Apple's (NASDAQ: AAPL ) growth story is over, right? Critics argue that the company has exhausted the premium smartphone market, and that if it introduces a low-cost iPhone to combat saturation, lower margins will offset any revenue gains. Though critics could be right, I think the odds are against them.
iPhone sales accounted for more than half of the company's revenue in its most recent quarter. If any segment is going to meaningfully move the needle for Apple in FY 2014, chances are it's the company's iPhone segment.
Fortunately, Apple has three major drivers set to work in the iPhone segment's favor over the next year or so: a low-cost iPhone, a potential arrangement with China Mobile, and an Apple iPhone trade-in program. Let's discuss the potential of each.
A low-cost iPhone
Apple's rumored low-cost iPhone is pretty much inevitable at this point. With a likely Sept. 10 iPhone media event just around the corner, countless leaks continue to suggest that Apple will introduce a lower-cost iPhone along with a refreshed new premium lineup.

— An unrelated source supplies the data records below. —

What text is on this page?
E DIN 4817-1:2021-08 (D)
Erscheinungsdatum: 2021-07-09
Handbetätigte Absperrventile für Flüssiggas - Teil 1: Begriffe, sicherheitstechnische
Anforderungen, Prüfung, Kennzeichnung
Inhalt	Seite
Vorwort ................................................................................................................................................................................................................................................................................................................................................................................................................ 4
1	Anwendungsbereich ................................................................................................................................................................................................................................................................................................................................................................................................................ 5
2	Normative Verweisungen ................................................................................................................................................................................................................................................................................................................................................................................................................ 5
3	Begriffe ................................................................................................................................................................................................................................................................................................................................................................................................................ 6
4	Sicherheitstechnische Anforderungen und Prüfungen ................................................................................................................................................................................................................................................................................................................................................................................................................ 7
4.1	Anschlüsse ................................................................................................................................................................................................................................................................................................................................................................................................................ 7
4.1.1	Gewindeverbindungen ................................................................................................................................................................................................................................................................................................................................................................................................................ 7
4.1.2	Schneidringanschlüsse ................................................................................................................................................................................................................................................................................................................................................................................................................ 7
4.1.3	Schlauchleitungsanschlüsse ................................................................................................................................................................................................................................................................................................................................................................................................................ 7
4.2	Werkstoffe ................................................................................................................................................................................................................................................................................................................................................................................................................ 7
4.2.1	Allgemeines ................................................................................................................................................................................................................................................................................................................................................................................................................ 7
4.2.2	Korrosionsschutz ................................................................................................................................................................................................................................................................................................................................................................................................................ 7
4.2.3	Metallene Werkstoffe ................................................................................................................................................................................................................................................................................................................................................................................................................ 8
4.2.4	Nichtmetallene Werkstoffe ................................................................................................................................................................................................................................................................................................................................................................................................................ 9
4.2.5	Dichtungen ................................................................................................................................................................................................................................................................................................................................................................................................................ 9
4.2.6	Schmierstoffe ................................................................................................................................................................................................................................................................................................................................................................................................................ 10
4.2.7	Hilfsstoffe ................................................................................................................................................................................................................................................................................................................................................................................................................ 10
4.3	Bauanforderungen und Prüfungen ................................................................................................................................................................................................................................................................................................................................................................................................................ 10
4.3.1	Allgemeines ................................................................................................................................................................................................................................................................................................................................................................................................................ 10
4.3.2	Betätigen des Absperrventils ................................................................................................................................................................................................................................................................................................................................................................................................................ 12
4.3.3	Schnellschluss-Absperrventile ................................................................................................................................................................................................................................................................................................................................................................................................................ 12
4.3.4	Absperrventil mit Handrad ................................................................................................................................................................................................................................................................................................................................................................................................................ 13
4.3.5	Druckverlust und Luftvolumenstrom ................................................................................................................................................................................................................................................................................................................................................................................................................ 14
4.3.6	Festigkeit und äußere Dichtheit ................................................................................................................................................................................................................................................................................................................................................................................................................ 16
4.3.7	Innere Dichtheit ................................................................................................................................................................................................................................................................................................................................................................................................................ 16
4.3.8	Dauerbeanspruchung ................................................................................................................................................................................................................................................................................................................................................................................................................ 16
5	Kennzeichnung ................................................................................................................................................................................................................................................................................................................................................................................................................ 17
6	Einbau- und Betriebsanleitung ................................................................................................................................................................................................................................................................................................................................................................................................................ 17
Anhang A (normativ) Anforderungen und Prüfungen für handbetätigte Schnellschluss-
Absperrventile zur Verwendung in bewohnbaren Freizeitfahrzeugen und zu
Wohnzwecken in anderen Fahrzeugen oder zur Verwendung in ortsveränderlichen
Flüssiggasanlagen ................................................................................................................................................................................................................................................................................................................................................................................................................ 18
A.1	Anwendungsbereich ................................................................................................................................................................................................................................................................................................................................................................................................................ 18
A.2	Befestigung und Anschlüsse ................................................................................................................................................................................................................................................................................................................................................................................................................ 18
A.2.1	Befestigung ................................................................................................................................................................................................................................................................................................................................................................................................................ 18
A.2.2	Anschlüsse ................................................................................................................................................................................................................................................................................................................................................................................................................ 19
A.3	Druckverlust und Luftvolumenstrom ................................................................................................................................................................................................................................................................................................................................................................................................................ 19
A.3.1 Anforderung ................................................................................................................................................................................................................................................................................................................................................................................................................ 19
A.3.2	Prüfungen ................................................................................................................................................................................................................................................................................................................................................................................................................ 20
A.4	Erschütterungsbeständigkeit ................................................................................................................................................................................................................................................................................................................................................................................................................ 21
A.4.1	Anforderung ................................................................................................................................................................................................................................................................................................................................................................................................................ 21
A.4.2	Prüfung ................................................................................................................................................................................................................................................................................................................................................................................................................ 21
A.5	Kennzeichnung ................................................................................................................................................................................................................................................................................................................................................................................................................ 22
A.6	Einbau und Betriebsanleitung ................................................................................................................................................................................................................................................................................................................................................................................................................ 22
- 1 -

By how much could a lower-cost iPhone boost sales? In China alone, Morgan Stanley analyst Katy Huberty believes the so-called iPhone 5C could boost Apple's market share in China by 13.3 percentage points. That's a significant gain considering recent data from Canalys that said Apple's smartphone shipments in China in the second quarter of 2013 accounted for just 4.8% of all shipments in the country.
With 740.2 million wireless subscribers, the world's largest wireless carrier, China Mobile, is nothing to laugh at. If Apple lands a deal with the carrier to sell its iPhone -- and it looks very possible at this point -- Apple will surely benefit. According to Huberty, the arrangement could boost the company's market share another 6 percentage points (on top of a 13.3 percentage point gain from a low-cost iPhone).
Apple's already piloting an in-store iPhone trade-in program, and sources told MacRumors that it is scheduled to launch on August 30.
Third-party trade-in programs for iPhones have been around for a long time. But an Apple-endorsed trade-in program at Apple retail stores is a whole different beast. Apple has 408 retail stores, worldwide, with average revenue per store of $10.1 million in the last quarter.
Even more, Apple plans to resell these iPhones in emerging markets, according to MacRumors' Eric Slivka.
It's already been done
All three of these potential growth drivers for the iPhone segment focus on Apple's opportunity in emerging markets. Fortunately, Apple isn't going into these markets blindfolded. It has already been testing this price range with the iPhone 4.
So far, the company is pleased with the results. Apple CEO Tim Cook explained in the company's third-quarter earnings call that "the number of first-time smartphone buyers that the iPhone 4 is attracting is very, very impressive. And we want to attract as many of these buyers as we can."
So is Apple's iPhone segment at the end of its growth trajectory? I don't think so. But fortunately Apple isn't priced for much growth beyond inflation anyway, so if the segment growth doesn't play out as nicely as I hope, investors aren't doomed. If growth does resume nicely in Apple's iPhone segment, consider it a bonus.